5 juin 2014 - Double compétence en cas de faute personnelle détachable de l’agent, mais non dépourvue de tout lien avec le service - Delphine Archer et Denis Garreau

Dans une intéressante décision du 19 mai 2014 (n°C3939), le Tribunal des Conflits a tranché un cas de compétence négative dans une affaire impliquant un maire ayant fait l’objet d’une condamnation pénale.
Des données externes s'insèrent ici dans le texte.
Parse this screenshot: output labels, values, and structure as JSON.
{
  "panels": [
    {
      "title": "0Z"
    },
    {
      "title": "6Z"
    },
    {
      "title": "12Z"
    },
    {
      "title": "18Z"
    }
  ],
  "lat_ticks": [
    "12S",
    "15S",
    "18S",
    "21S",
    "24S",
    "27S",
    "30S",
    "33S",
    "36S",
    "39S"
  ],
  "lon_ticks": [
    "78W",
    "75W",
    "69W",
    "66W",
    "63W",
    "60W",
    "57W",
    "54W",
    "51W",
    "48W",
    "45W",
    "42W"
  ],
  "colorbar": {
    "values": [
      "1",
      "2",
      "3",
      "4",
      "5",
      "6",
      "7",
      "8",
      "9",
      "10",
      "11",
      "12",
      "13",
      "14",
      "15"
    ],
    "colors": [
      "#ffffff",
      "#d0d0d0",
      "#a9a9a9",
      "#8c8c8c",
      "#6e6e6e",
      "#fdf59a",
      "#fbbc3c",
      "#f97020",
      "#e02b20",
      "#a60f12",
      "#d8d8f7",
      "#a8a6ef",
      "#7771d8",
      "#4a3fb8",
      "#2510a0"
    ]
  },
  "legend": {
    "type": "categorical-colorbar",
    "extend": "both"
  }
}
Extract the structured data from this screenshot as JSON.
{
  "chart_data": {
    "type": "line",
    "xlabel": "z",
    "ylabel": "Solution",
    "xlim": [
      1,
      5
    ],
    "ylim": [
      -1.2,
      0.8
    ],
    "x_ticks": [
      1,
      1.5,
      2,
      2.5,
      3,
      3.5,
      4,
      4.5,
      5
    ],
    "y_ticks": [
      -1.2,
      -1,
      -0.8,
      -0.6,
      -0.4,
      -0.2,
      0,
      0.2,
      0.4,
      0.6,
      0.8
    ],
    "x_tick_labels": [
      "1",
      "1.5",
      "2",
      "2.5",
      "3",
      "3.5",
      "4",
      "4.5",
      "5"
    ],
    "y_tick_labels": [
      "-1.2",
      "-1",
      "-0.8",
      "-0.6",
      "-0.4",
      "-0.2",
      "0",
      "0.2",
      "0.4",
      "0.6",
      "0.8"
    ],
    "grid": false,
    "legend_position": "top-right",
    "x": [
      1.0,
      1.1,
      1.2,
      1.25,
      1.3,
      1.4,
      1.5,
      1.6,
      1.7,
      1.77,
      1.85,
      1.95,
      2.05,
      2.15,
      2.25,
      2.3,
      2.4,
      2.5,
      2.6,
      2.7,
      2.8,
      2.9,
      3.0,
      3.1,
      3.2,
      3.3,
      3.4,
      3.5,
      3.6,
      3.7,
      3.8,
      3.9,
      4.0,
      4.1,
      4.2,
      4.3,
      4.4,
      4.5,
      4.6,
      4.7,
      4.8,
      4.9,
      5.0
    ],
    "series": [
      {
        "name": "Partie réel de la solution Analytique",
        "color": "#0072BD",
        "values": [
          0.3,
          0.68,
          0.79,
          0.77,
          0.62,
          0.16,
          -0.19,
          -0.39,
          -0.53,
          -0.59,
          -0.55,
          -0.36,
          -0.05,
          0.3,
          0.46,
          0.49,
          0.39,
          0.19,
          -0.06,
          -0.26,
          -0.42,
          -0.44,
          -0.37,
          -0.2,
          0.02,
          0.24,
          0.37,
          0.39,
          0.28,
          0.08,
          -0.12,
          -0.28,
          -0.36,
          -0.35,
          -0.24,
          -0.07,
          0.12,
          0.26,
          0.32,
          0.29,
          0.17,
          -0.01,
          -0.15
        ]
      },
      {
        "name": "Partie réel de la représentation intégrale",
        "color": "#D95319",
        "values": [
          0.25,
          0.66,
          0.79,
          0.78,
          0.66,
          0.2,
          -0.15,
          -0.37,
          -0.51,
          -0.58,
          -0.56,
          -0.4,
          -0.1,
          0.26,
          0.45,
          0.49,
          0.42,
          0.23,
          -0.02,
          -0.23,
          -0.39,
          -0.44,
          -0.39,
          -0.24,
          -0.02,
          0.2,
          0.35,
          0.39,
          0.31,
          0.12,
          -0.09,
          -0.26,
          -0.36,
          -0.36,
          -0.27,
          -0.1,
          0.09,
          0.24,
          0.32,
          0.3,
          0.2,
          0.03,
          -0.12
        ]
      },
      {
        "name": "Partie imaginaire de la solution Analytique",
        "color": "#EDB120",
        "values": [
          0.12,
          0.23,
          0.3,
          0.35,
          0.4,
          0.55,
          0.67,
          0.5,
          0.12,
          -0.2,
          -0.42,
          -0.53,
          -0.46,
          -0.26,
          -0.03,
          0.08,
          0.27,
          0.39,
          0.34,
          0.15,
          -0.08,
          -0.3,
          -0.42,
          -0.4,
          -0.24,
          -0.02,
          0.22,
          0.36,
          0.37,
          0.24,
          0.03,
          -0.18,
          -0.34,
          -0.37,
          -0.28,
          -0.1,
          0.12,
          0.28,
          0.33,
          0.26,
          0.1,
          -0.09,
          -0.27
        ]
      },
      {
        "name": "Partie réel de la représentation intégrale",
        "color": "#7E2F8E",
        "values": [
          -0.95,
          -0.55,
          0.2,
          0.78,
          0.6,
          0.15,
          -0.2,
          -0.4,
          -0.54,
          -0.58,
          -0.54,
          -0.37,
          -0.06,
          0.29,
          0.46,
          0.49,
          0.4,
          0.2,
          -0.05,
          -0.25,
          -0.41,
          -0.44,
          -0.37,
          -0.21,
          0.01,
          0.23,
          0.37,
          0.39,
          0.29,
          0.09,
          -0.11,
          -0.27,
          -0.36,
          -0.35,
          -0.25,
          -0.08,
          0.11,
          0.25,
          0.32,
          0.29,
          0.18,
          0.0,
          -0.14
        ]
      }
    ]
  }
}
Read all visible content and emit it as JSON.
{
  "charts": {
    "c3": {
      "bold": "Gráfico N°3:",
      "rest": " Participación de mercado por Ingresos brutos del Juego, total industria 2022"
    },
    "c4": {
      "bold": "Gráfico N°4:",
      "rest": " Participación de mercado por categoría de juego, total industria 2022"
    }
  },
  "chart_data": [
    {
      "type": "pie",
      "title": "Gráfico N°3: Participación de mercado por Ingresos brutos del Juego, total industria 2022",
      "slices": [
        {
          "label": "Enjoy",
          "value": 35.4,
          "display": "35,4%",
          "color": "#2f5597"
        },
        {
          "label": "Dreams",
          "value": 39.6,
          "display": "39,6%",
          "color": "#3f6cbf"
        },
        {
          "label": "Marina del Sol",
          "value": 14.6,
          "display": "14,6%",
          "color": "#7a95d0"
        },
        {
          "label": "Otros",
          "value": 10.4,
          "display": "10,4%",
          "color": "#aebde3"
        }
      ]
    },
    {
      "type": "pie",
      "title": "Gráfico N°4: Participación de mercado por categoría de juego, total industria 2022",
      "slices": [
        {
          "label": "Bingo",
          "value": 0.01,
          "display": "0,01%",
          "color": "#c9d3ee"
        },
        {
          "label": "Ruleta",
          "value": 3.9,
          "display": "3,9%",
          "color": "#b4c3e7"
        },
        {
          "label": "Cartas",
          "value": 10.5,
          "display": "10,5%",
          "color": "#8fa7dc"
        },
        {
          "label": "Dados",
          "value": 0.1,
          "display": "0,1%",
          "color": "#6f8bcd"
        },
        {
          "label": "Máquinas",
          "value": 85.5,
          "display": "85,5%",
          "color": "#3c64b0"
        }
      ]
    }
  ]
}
En effet, tant le juge correctionnel que le juge administratif s’étaient déclarés incompétents pour connaître de l’action indemnitaire accessoire à l’action publique.
 
Auparavant, le Tribunal admet, sur le fondement de l’article 17 du décret du 26 octobre 1849, sa compétence pour trancher ce conflit négatif  sur requête de l’agent communal victime, le tribunal administratif saisi en second n’ayant pas pris l’initiative qui lui incombait.
 
Sur la compétence, la solution retenue est inédite, car le Tribunal admet le cumul de compétence juridictionnelle.
 
Ainsi, d’une part, conformément à l’ancienne jurisprudence Pelletier (TC, 30 juillet 1873, Rec. p. 117), le Tribunal décide qu’ « eu égard à sa gravité et aux objectifs purement personnels poursuivis par son auteur, la faute commise par le maire (…) doit être regardée comme une faute personnelle détachable du service ».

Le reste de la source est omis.